The 36-mile flood channel to run through North Dakota is in the final stages of study after local officials backed the project as their preferred option. The Joint Water Resource District in Cass County – acting on behalf of the city of Fargo – filed a civil action in Cass County District Court to seek permits forcing the landowners to grant access.

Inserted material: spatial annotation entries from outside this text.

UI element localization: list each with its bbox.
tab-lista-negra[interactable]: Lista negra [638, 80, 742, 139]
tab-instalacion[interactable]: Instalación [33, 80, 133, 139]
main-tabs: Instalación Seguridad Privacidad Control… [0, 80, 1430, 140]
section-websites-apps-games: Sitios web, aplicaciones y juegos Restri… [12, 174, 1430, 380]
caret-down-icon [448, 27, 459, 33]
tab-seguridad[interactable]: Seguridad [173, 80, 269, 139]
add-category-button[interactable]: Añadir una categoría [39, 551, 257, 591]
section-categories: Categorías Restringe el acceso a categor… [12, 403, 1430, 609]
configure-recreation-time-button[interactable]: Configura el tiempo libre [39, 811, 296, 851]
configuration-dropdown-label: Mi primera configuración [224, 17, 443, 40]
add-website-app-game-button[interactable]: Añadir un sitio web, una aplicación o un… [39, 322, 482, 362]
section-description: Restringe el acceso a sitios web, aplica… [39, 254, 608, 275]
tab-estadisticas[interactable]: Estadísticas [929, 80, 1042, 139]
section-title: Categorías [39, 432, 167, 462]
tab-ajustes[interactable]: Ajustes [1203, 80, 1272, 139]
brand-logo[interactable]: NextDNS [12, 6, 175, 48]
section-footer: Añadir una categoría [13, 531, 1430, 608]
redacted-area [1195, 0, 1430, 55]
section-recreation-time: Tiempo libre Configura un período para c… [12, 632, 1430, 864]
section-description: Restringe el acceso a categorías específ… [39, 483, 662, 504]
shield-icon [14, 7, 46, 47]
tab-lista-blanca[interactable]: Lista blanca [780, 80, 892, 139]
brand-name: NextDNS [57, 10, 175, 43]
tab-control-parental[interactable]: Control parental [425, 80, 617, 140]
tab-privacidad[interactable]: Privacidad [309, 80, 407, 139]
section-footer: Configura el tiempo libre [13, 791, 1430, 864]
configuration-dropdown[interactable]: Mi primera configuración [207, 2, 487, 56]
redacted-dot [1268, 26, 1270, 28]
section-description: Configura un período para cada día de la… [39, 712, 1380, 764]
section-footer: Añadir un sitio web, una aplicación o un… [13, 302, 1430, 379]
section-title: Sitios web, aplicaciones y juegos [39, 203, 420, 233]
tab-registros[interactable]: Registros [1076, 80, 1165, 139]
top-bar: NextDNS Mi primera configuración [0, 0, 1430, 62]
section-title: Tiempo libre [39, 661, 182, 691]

Objections posed by the landowners in a hearing on the permits focused mostly on diversion issues, though Judge Steven Marquart repeatedly said he wouldn’t be weighing in on the merits of the project.
“I can’t say this enough, but I’m not deciding this,” Marquart said.
Kevin Heiden, another of the landowners, said while the project isn’t finalized, a project manager from the Army Corps of Engineers told him the path the ditch would take is unlikely to dramatically change.
Marquart didn’t make an immediate ruling. He said he’ll issue a written order, but he didn’t say when.
Engineers need access to more than 800 acres of land at crucial river crossings to finish cultural, geological and environmental aspects of the diversion study. The plan is to have a final study ready in October, in hopes of meeting the deadline to get federal funding by the end of the year.
Multiple landowners said they thought the diversion project was moving too fast to consider its impact and that other options weren’t fully considered.
“I’m not against the project, but there’s other ways to do this,” Charles Richards said.
Heiden said he’s against taking out farmland for the sake of cities, arguing the chief purpose of the diversion is urban growth.
“This project is as much for development as it is for flood control,” he said.
Robert Hoy, the attorney for the water district, said owners will be paid for any crop damages and $250 for every hole drilled to study soil suitability. Crews will also refill the holes.
Hoy also said the water district would be willing to notify owners when they entered their land.